My experience has been the opposite - stylesheets get smaller, because there's less repetition and fewer wasted styles. CSS has a really nasty habit of ballooning over time into an unholy tarpit of selectors and overrides and exceptions, especially when you're working with multiple people in the code.

Any bloat caused by the more verbose selectors seems to be easily offset by the lack of repetition, and the maintenance is orders of magnitude easier to manage. At the end of the day, you're still talking about maybe a couple of extra kb, which ends up being a negligible number of bytes post-gzip. In exchange, you get massively easier-to-manage stylesheets and a whole lot less developer time spent to make things happen.

Over the past couple of weeks, I've been refactoring a very large stylesheet with SASS.

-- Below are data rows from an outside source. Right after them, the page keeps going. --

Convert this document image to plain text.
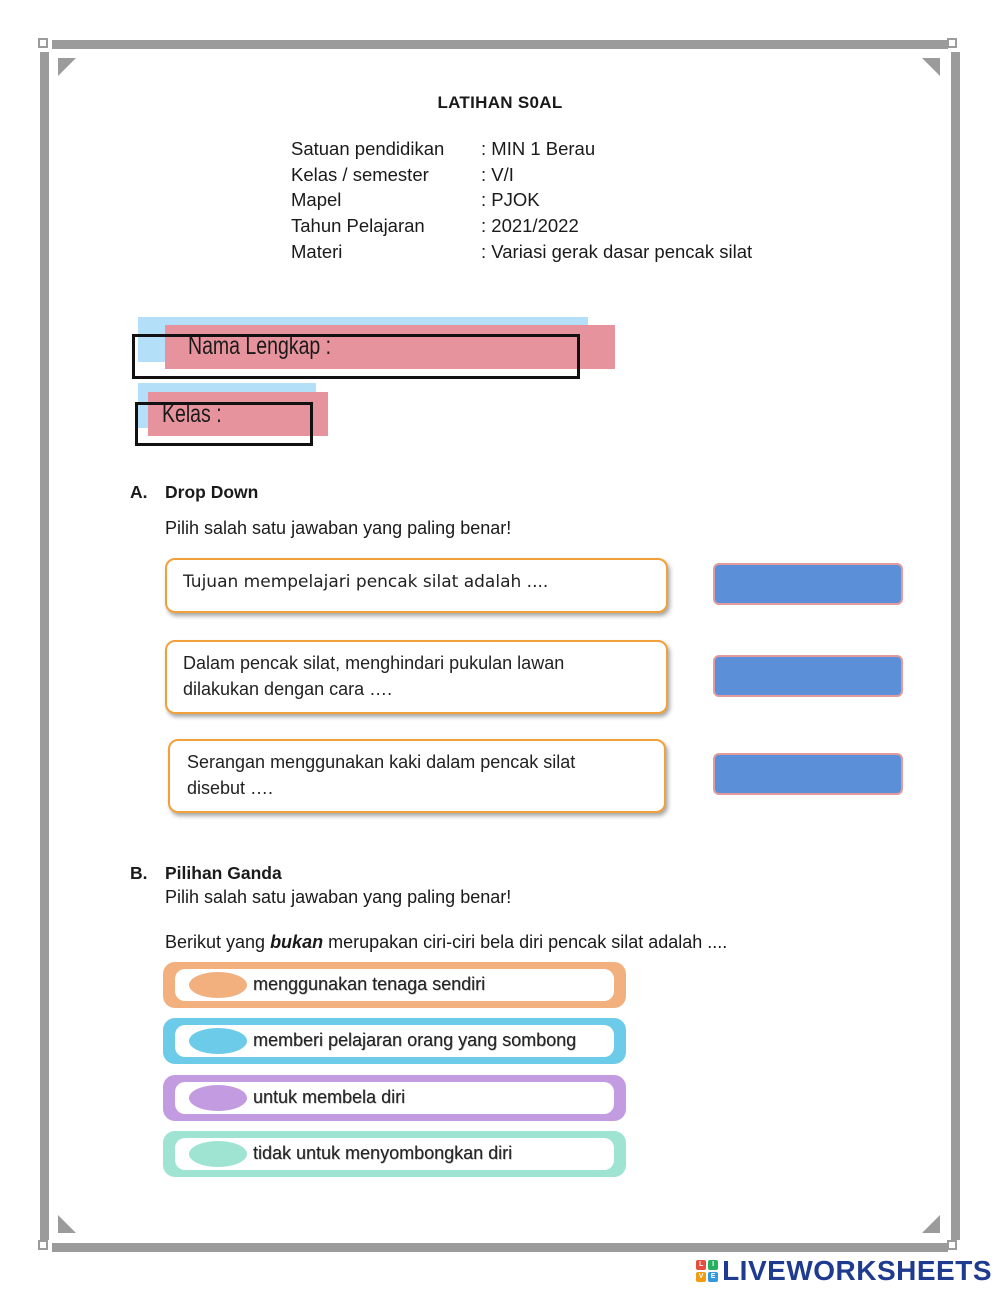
LATIHAN S0AL
Satuan pendidikan : MIN 1 Berau
Kelas / semester	: V/I
Mapel	: PJOK
Tahun Pelajaran	: 2021/2022
Materi	: Variasi gerak dasar pencak silat
Nama Lengkap :
Kelas :
A. Drop Down
Pilih salah satu jawaban yang paling benar!
Tujuan mempelajari pencak silat adalah ....
Dalam pencak silat, menghindari pukulan lawan
dilakukan dengan cara ….
Serangan menggunakan kaki dalam pencak silat
disebut ….
B. Pilihan Ganda
Pilih salah satu jawaban yang paling benar!
Berikut yang bukan merupakan ciri-ciri bela diri pencak silat adalah ....
menggunakan tenaga sendiri
memberi pelajaran orang yang sombong
untuk membela diri
tidak untuk menyombongkan diri
L	I
V	E LIVEWORKSHEETS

  Original size: 138.8k (gz: 23.5k, 16.9% original size)
  Sass-generated size: 105.9k (gz: 18.2k, 17.1% original size)
Very, very easily worth the transition, and as a bonus, the stylesheet is factored into a bunch of partials, each relevant to different parts of the site, so when I want to tweak something in comments, I just open _comments.sass and hack there, rather than trying to find the right section in a monolithic stylesheet.
In my experience, no. After generating the CSS, we run it through YUI compressor for the deployed version. Any size differences remaining are measurable in bytes, and the ability to truly refactor our stylesheets more than makes up for that small difference.